Prudenci Bertrana was militantly Republican and anticlerical. In his harsh story of ignorant people, he places the blame for their fates clearly on the Church. The priests exploit the innocent Josafat, while being hypocritically willing to themselves take Fineta into their beds. His anticlericalism, though, did not reach as far as rejecting the Church’s view of woman as temptress. Fineta is the classically false picture of a prostitute who loves perverted sex.
How are we to fit this in with the book’s position as a Catalan classic?
First, it is a novel of great power. Bertrana achieves this by a structure as tightly built as the great ashlars and hidden buttresses of the cathedral. The myth of the Beauty and the Beast and its setting – like The Hunch-back of Notre-Dame, a dark Gothic building for a Gothic tale – contribute to the inevitability of the lovers’ fate. Josafat is a religious fanatic. After he assaults an atheist in the street for refusing to remove his beret before an image of Christ, the priests, fearful of law-suits, seclude him in the cathedral as bell-ringer and caretaker. Josafat is tortured by his sexual feelings, which are suppressed by his religious beliefs. He sees the only solution as marriage to Pepona, a childhood sweetheart, now Fineta’s colleague in prostitution. Alas, Pepona is not interested and the tragedy unfolds.
Second, it is a novel of rich, original language. Bertrana abandons the pompous written Catalan of the time to draw close to the vernacular actually spoken in the Girona area. Peter Bush, in his introduction, compares Bertrana to Josep Pla and Caterina Albert, all three modernisers of Catalan literature. Bertrana does not simplify vocabulary: there are many sophisticated descriptions. What he avoids is flourish and adornment for their own sakes.
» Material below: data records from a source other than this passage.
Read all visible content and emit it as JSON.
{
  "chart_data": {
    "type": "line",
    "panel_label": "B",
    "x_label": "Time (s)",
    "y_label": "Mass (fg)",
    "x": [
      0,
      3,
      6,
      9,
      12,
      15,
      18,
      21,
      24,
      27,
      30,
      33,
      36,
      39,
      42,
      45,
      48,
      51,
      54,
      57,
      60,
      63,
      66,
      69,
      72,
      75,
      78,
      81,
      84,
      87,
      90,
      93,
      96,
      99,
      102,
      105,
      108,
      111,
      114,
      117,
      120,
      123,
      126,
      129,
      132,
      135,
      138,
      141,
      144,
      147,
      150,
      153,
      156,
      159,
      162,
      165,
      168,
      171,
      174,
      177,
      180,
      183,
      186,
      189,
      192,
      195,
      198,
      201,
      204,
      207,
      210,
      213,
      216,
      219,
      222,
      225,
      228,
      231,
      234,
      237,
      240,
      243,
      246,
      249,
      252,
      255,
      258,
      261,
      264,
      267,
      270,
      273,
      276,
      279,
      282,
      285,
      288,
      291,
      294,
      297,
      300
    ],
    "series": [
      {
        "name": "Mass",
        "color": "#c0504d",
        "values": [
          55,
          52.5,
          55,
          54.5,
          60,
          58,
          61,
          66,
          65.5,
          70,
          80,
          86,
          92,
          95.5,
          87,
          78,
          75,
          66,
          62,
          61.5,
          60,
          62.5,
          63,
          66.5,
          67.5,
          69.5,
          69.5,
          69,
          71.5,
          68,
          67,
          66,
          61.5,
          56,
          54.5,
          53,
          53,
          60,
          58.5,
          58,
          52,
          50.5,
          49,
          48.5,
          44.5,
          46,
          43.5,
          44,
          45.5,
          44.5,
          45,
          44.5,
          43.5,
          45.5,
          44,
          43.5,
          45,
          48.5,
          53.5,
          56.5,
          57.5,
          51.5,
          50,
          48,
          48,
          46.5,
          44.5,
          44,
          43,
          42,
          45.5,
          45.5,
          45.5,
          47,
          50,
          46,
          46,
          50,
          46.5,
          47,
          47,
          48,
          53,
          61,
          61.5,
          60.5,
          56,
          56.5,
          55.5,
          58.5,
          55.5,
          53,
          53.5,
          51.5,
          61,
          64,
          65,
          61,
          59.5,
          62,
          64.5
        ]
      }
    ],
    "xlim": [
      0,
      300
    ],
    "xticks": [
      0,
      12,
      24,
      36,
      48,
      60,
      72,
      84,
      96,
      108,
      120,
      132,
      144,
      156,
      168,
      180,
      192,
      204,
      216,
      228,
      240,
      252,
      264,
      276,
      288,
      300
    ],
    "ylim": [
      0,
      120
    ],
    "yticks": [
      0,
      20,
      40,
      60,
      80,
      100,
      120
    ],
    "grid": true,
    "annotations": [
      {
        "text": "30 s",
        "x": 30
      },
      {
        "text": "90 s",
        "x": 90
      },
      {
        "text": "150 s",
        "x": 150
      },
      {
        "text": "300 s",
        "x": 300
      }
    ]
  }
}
Prudenci Bertrana was born in Tordera in 1867 and died, depressed by Franco’s victory, in Barcelona in November, 1941. Happiness did not pursue him. Three of his children died in the 1890s (his daughter Aurora survived to become a well-known novelist).
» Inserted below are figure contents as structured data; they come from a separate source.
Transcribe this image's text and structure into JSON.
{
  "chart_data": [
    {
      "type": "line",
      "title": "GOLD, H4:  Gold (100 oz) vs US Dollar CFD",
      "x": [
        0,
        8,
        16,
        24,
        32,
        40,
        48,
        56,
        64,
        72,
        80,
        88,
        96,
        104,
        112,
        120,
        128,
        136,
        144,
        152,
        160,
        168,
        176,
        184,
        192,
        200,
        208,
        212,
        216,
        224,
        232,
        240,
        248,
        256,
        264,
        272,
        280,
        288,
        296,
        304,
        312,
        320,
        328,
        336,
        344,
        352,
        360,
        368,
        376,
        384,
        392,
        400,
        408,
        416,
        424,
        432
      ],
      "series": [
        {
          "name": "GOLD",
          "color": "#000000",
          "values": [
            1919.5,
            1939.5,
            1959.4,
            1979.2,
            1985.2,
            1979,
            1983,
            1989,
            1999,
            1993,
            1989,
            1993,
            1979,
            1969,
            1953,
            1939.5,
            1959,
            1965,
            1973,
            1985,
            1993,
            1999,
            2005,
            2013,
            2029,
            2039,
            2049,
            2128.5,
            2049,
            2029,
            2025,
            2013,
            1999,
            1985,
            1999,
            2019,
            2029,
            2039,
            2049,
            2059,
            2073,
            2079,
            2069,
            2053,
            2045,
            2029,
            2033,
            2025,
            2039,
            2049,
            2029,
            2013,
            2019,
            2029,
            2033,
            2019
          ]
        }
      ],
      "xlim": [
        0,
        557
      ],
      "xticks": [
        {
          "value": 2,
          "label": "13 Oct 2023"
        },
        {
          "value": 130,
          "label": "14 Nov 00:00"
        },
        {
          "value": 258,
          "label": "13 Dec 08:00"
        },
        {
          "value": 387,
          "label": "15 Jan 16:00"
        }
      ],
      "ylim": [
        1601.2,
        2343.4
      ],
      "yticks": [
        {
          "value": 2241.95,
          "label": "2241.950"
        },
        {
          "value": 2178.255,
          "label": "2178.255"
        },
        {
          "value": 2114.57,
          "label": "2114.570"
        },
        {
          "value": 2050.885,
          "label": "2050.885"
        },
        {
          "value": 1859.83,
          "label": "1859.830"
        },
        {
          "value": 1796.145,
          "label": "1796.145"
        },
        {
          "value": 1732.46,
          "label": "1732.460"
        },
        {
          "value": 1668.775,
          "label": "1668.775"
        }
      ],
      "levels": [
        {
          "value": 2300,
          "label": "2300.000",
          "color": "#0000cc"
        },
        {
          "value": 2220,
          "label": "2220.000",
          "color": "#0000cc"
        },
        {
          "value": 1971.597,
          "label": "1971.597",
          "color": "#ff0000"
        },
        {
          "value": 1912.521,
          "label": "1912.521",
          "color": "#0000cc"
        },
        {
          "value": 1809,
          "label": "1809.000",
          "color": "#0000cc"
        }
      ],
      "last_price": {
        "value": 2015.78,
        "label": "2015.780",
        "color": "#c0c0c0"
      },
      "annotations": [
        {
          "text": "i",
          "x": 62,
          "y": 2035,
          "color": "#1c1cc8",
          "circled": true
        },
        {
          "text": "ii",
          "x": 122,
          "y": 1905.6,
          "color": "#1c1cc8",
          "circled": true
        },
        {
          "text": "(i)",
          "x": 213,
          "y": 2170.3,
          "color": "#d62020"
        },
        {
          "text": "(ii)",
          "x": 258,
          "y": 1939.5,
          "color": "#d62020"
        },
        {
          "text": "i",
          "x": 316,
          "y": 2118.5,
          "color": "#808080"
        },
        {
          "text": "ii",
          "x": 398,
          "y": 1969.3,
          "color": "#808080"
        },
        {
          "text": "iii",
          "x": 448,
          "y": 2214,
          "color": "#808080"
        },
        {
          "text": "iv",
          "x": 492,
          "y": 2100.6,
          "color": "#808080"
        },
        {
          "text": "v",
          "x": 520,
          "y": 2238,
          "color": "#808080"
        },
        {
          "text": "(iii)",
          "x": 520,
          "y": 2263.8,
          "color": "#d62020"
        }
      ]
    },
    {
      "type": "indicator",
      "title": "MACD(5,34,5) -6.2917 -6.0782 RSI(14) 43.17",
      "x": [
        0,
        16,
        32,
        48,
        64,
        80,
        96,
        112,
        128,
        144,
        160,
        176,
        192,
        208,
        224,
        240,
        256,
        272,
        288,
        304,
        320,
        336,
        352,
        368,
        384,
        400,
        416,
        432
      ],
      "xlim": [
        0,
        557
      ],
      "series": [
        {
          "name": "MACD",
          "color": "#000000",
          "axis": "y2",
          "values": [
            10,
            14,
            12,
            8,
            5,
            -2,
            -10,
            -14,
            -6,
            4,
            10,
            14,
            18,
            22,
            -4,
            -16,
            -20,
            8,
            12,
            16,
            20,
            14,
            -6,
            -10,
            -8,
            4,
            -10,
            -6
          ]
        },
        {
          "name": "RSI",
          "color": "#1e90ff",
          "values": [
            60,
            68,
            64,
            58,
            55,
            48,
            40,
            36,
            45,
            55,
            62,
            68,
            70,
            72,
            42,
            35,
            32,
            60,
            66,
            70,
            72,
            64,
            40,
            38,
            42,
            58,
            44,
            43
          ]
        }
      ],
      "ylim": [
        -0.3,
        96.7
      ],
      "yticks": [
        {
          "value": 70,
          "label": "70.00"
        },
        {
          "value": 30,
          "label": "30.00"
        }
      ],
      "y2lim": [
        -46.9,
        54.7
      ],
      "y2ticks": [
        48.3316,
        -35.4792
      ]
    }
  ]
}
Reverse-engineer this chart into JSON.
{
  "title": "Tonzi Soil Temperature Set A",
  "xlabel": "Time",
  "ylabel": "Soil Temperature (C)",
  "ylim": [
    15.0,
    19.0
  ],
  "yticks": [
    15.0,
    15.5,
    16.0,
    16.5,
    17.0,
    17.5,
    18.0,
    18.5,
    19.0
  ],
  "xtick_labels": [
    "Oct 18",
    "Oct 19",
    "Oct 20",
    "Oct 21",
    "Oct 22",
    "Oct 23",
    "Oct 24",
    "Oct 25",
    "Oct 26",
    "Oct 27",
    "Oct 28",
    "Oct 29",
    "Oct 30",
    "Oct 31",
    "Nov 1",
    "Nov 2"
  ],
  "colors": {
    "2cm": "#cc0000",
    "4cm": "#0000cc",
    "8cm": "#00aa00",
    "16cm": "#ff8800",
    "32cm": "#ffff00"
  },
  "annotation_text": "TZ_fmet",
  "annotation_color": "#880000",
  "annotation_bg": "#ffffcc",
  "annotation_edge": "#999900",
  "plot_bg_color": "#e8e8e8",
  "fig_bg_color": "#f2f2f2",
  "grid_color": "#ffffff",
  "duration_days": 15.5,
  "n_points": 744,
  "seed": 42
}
He was hounded out of Girona by both the Josafat scandal and a pamphlet he co-wrote attacking General Álvarez Castro, hero of the Girona besieged by Napoleon’s troops, as schizophrenic. Moving to Barcelona, he could never establish himself as a successful writer. He worked as journalist and painter and in the 1920s edited the anticlerical and Republican L’Esquella de la Torratxa, a satirical magazine based in Gràcia.
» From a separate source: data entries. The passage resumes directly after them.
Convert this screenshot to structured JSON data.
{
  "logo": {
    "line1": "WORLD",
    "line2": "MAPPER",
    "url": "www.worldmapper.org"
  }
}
Josafat is Bertrana’s best-known novel. He was also the author of Violeta, never published in his lifetime and only seeing the light in 2013, and Jo! Memòries d’un metge filòsof (1925), in which he attacked his former friend Dídac Ruiz, the director of the mental asylum at Salt and his collaborator on the Álvarez Castro pamphlet.
He published several volumes of short stories that have a high reputation. Indeed, Josafat is little longer than a long short story. As Quim Monzó is wont to say, why add and pad to make a novel, when the story can be told in five pages?
2017 was Bertrana year in Catalonia, celebrating the 150th anniversary of Prudenci’s birth and the 125th of Aurora’s. Not a bad moment to remember the literature and politics of two lifelong Republicans.